Se me ocurren dos reflexiones ante este logro científico-técnico. Por un lado la admiración ante la confirmación de otra de las predicciones de la asombrosa teoría física de Einstein, que más de un siglo después sigue confirmándose incluso en sus aspectos más exóticos. La Relatividad General (aunque siga denominándose ‘teoría’) es la construcción científica más potente que se ha elaborado nunca en la historia de la ciencia. Ninguna otra ha podido confirmarse de manera tan aplastante como ésta.
Como escribí cuando se detectaron las ondas gravitacionales (otra predicción de esa teoría), “creo que los cristianos debemos celebrar el avance científico y felicitarnos por la capacidad de la mente humana para entender más a fondo la obra de la creación.”
Y ahí enlazo con una segunda reflexión. Para un cristiano, la existencia de estos ‘objetos’ debe llenarnos no tanto de miedo como de admiración por la creación de Dios. Los Salmos alaban al creador de todo la creación que se podía conocer hace tres milenios, y según los conocimientos cosmológicos de entonces: cielos, tierra, océanos, pilares de la tierra, columnas el firmamento, Sol, luna, estrellas. Ahora sabemos que el universo es mucho más extraordinario que lo que los poetas hebreos pudieron concebir. ¿Debería eso disminuir nuestra alabanza?
Nada de eso. Haber sido capaces de avanzar más allá de las antiguas cosmologías bíblicas y ser conscientes desde la esfericidad y movimiento de la Tierra hasta la existencia de galaxias y agujeros negros debería servir para multiplicar nuestra admiración y alabanza al Creador. Esa debería ser nuestra respuesta ante estos nuevos conocimientos.
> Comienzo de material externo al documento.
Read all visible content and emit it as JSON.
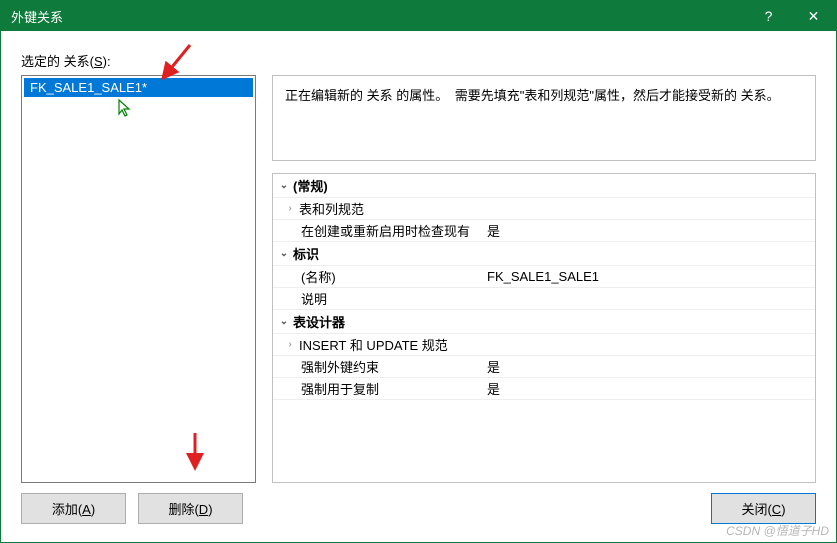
{
  "title": "外键关系",
  "label_selected": "选定的 关系(S):",
  "list": {
    "selected_item": "FK_SALE1_SALE1*"
  },
  "buttons": {
    "add": "添加(A)",
    "delete": "删除(D)",
    "close": "关闭(C)"
  },
  "description": "正在编辑新的 关系 的属性。　需要先填充\"表和列规范\"属性，然后才能接受新的 关系。",
  "props": {
    "group_general": "(常规)",
    "row_tablecol": "表和列规范",
    "row_check_label": "在创建或重新启用时检查现有",
    "row_check_value": "是",
    "group_identity": "标识",
    "row_name_label": "(名称)",
    "row_name_value": "FK_SALE1_SALE1",
    "row_desc_label": "说明",
    "row_desc_value": "",
    "group_designer": "表设计器",
    "row_insert_update": "INSERT 和 UPDATE 规范",
    "row_enforce_fk_label": "强制外键约束",
    "row_enforce_fk_value": "是",
    "row_replication_label": "强制用于复制",
    "row_replication_value": "是"
  },
  "watermark": "CSDN @悟道子HD"
}
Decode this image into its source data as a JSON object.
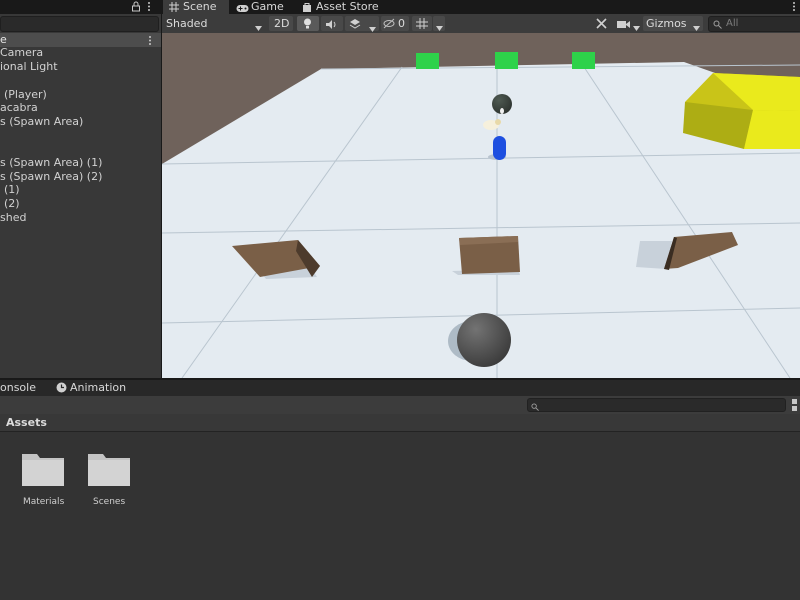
{
  "tabs": {
    "scene": "Scene",
    "game": "Game",
    "asset_store": "Asset Store"
  },
  "hierarchy": {
    "header": "e",
    "items": [
      "Camera",
      "ional Light",
      "(Player)",
      "acabra",
      "s (Spawn Area)",
      "s (Spawn Area) (1)",
      "s (Spawn Area) (2)",
      "(1)",
      "(2)",
      "shed"
    ]
  },
  "scene_toolbar": {
    "shading_mode": "Shaded",
    "mode_2d": "2D",
    "hidden_count": "0",
    "gizmos": "Gizmos",
    "search_placeholder": "All"
  },
  "bottom_tabs": {
    "console": "onsole",
    "animation": "Animation"
  },
  "project": {
    "assets_header": "Assets",
    "folders": [
      "Materials",
      "Scenes"
    ]
  },
  "colors": {
    "editor_bg": "#282828",
    "panel_bg": "#383838",
    "skybox": "#6f625b",
    "ground": "#e4ebf1",
    "grid_line": "#b8c4cf",
    "platform": "#7a5f47",
    "yellow_cube": "#eaea1c",
    "green_marker": "#2ed24a",
    "player": "#1d4fe0",
    "sphere": "#505050"
  }
}
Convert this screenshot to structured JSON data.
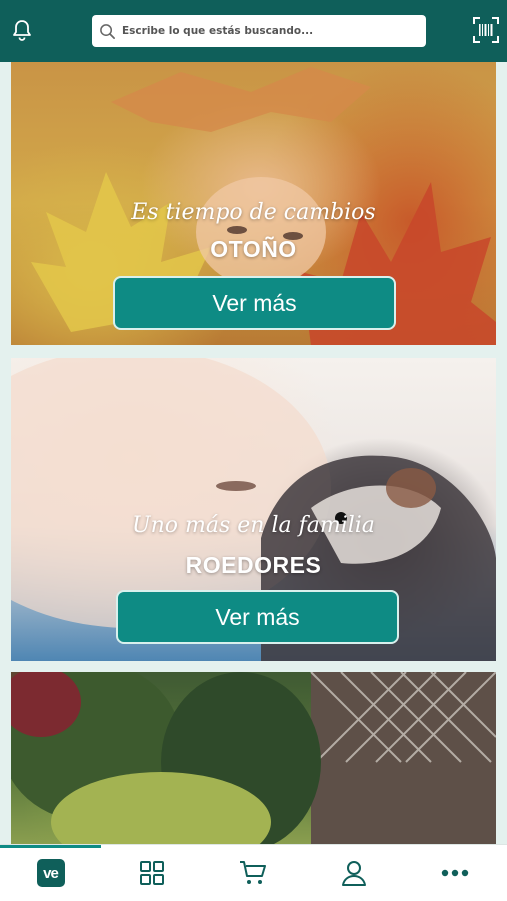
{
  "search": {
    "placeholder": "Escribe lo que estás buscando..."
  },
  "banners": [
    {
      "tagline": "Es tiempo de cambios",
      "title": "OTOÑO",
      "button_label": "Ver más"
    },
    {
      "tagline": "Uno más en la familia",
      "title": "ROEDORES",
      "button_label": "Ver más"
    },
    {
      "tagline": "",
      "title": "",
      "button_label": ""
    }
  ],
  "bottom_nav": {
    "active_index": 0,
    "items": [
      {
        "icon": "ve-logo-icon",
        "logo_text": "ve"
      },
      {
        "icon": "grid-icon"
      },
      {
        "icon": "cart-icon"
      },
      {
        "icon": "user-icon"
      },
      {
        "icon": "more-icon"
      }
    ]
  },
  "colors": {
    "primary": "#0f5f5a",
    "accent": "#0e8b84",
    "background": "#e4f1ee"
  }
}
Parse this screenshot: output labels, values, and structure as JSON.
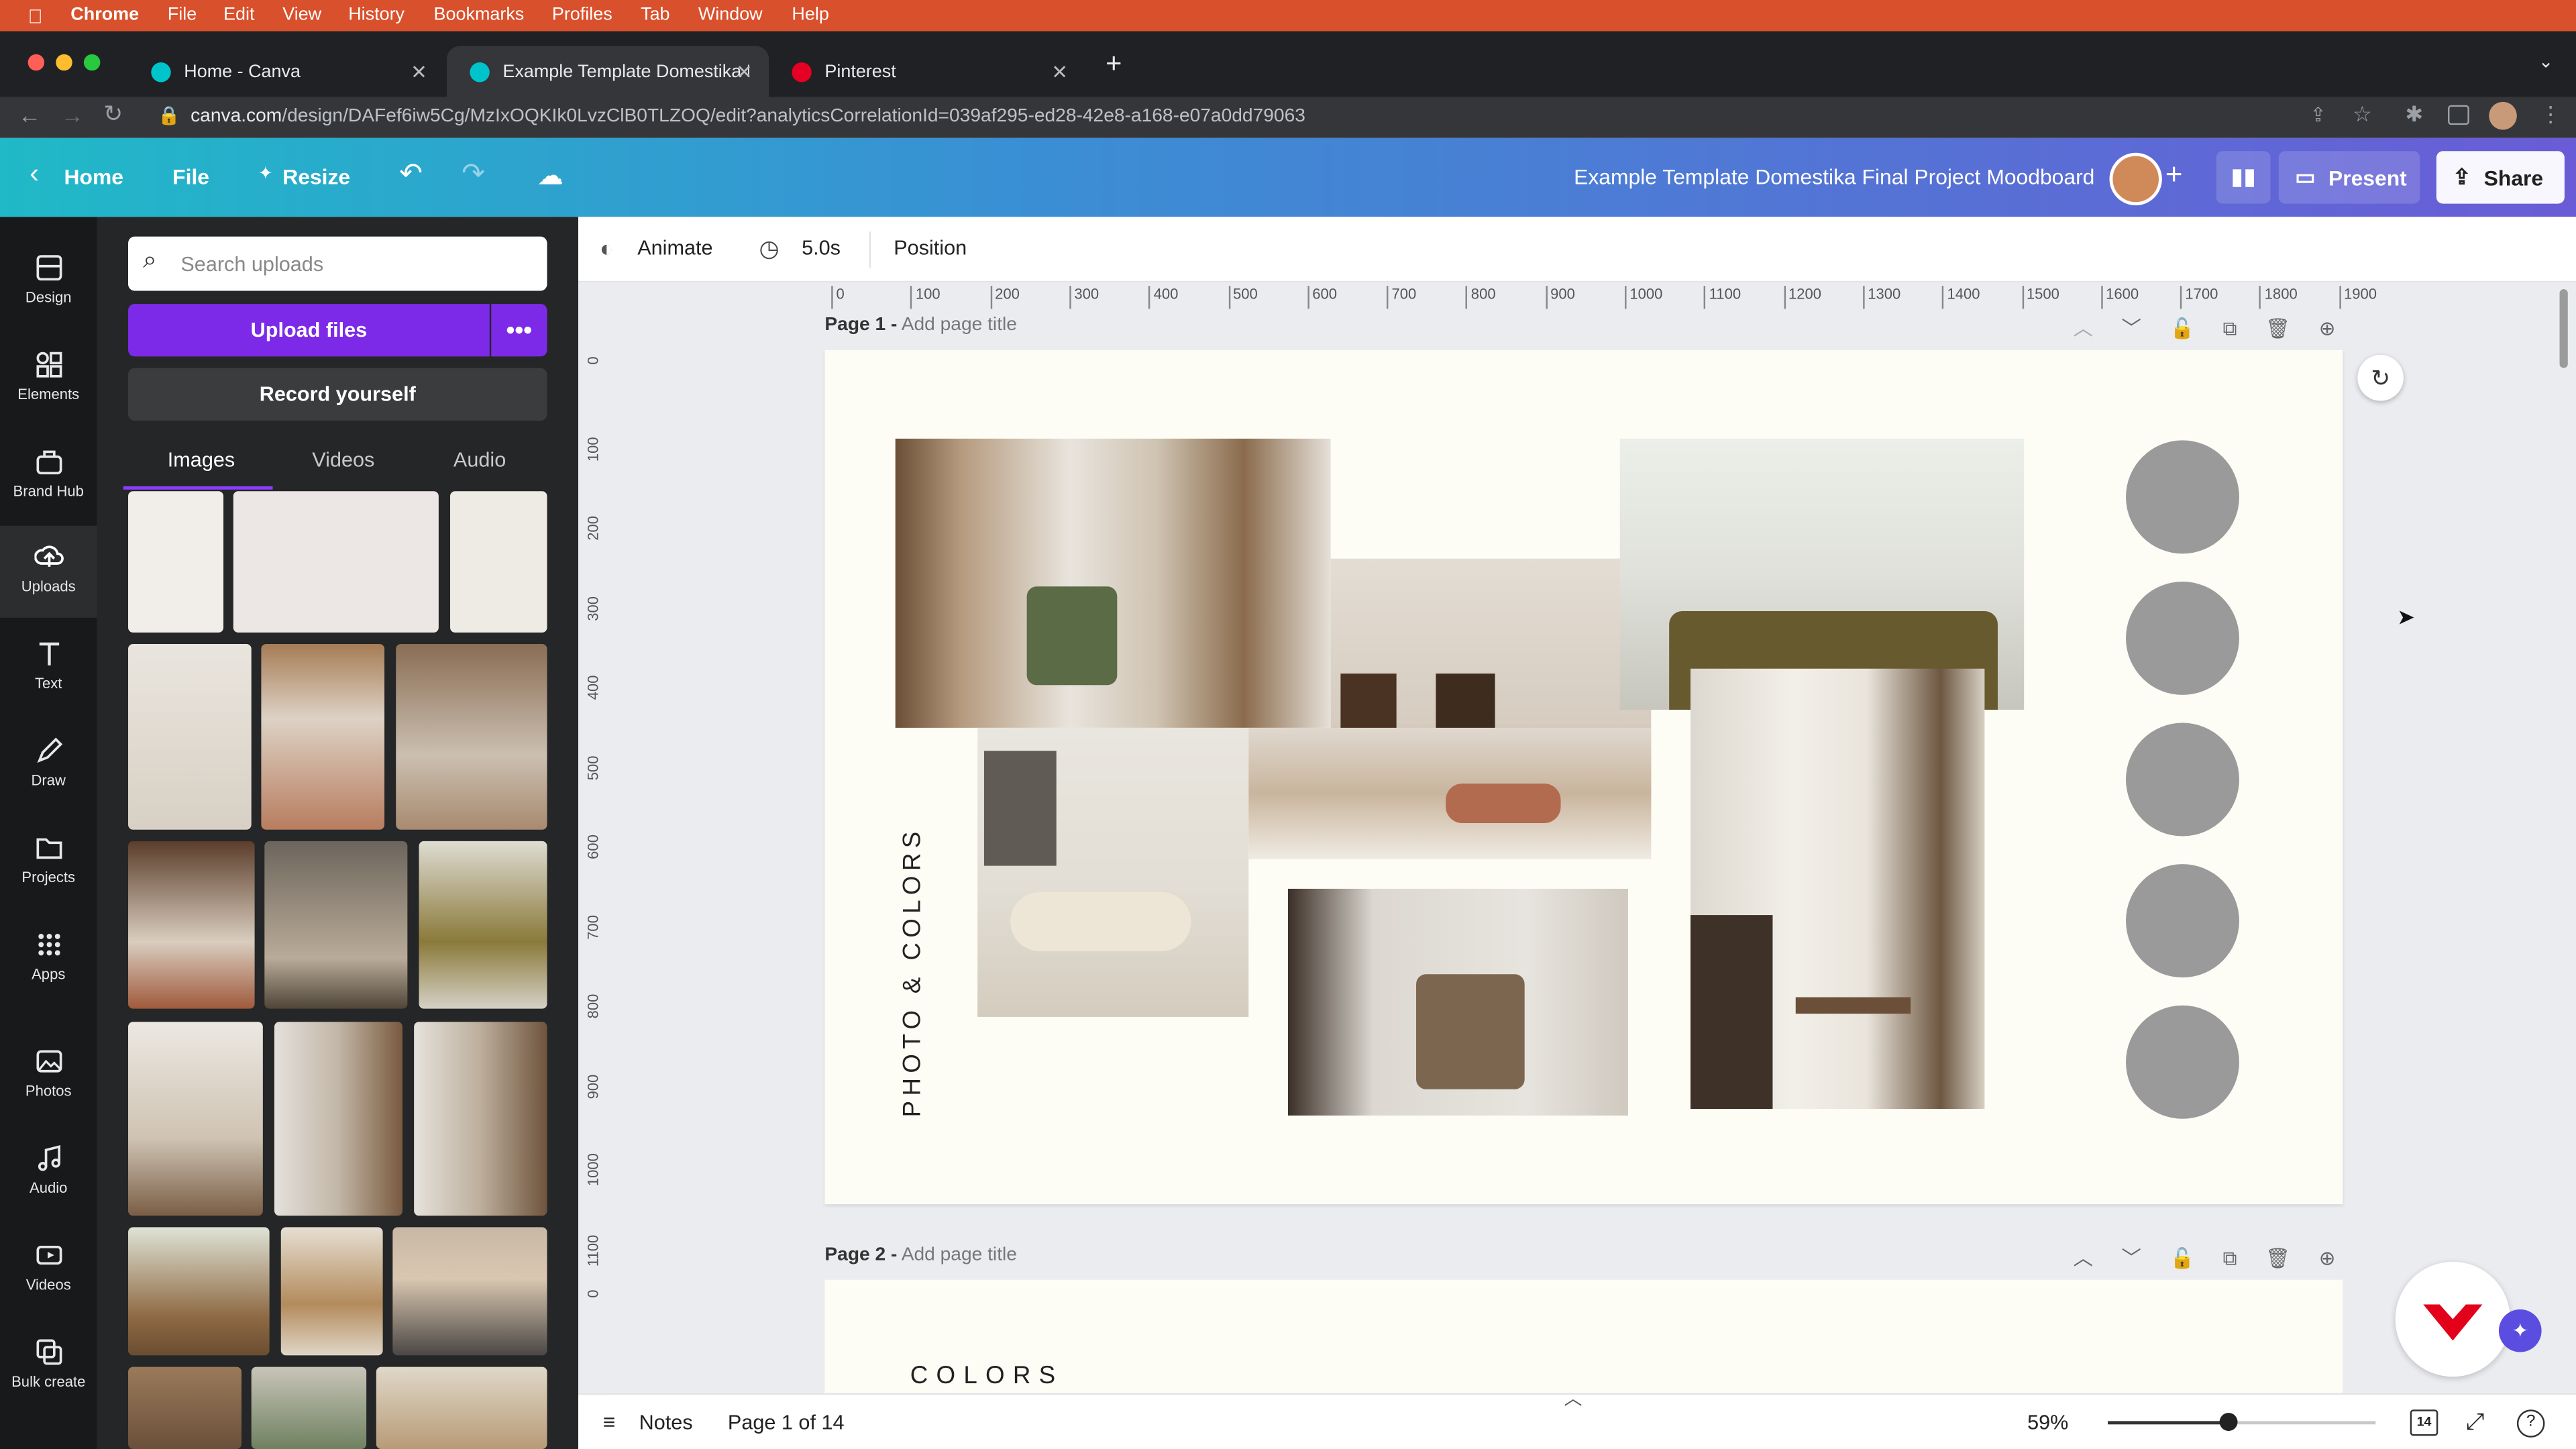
{
  "menubar": {
    "app": "Chrome",
    "items": [
      "File",
      "Edit",
      "View",
      "History",
      "Bookmarks",
      "Profiles",
      "Tab",
      "Window",
      "Help"
    ]
  },
  "tabs": [
    {
      "title": "Home - Canva",
      "color": "#00c4cc"
    },
    {
      "title": "Example Template Domestika F",
      "color": "#00c4cc"
    },
    {
      "title": "Pinterest",
      "color": "#e60023"
    }
  ],
  "address": {
    "url": "canva.com/design/DAFef6iw5Cg/MzIxOQKIk0LvzClB0TLZOQ/edit?analyticsCorrelationId=039af295-ed28-42e8-a168-e07a0dd79063",
    "url_dim_prefix": "canva.com",
    "url_rest": "/design/DAFef6iw5Cg/MzIxOQKIk0LvzClB0TLZOQ/edit?analyticsCorrelationId=039af295-ed28-42e8-a168-e07a0dd79063"
  },
  "header": {
    "home": "Home",
    "file": "File",
    "resize": "Resize",
    "doc_title": "Example Template Domestika Final Project Moodboard",
    "present": "Present",
    "share": "Share"
  },
  "rail": [
    {
      "label": "Design",
      "icon": "design-icon"
    },
    {
      "label": "Elements",
      "icon": "elements-icon"
    },
    {
      "label": "Brand Hub",
      "icon": "brand-hub-icon"
    },
    {
      "label": "Uploads",
      "icon": "uploads-icon"
    },
    {
      "label": "Text",
      "icon": "text-icon"
    },
    {
      "label": "Draw",
      "icon": "draw-icon"
    },
    {
      "label": "Projects",
      "icon": "projects-icon"
    },
    {
      "label": "Apps",
      "icon": "apps-icon"
    },
    {
      "label": "Photos",
      "icon": "photos-icon"
    },
    {
      "label": "Audio",
      "icon": "audio-icon"
    },
    {
      "label": "Videos",
      "icon": "videos-icon"
    },
    {
      "label": "Bulk create",
      "icon": "bulk-create-icon"
    }
  ],
  "panel": {
    "search_placeholder": "Search uploads",
    "upload_btn": "Upload files",
    "record_btn": "Record yourself",
    "tabs": [
      "Images",
      "Videos",
      "Audio"
    ]
  },
  "toolbar": {
    "animate": "Animate",
    "duration": "5.0s",
    "position": "Position"
  },
  "ruler": {
    "h": [
      "0",
      "100",
      "200",
      "300",
      "400",
      "500",
      "600",
      "700",
      "800",
      "900",
      "1000",
      "1100",
      "1200",
      "1300",
      "1400",
      "1500",
      "1600",
      "1700",
      "1800",
      "1900"
    ],
    "v": [
      "0",
      "100",
      "200",
      "300",
      "400",
      "500",
      "600",
      "700",
      "800",
      "900",
      "1000",
      "1100",
      "0"
    ]
  },
  "pages": {
    "p1_label": "Page 1 -",
    "p1_title": "Add page title",
    "p2_label": "Page 2 -",
    "p2_title": "Add page title",
    "vertical_text": "PHOTO & COLORS",
    "p2_peek": "COLORS"
  },
  "bottom": {
    "notes": "Notes",
    "page_of": "Page 1 of 14",
    "zoom": "59%",
    "page_count": "14",
    "help": "?"
  }
}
Y si algún día se confirmase una de las teoría más especulativas de la cosmología actual, la existencia de multiversos, esa también debería ser nuestra respuesta: nada de resquemor: ¡el Creador que adoramos es todavía más grande de lo que podíamos sospechar!
Y al mismo tiempo esto debería reducir nuestro orgullo, por nuestra pequeñez, y asombrarnos del amor de un Creador así al que, sin embargo, podemos llamar ‘padre’. Reflexiones apropiadas según nos encaminamos hacia la Pascua.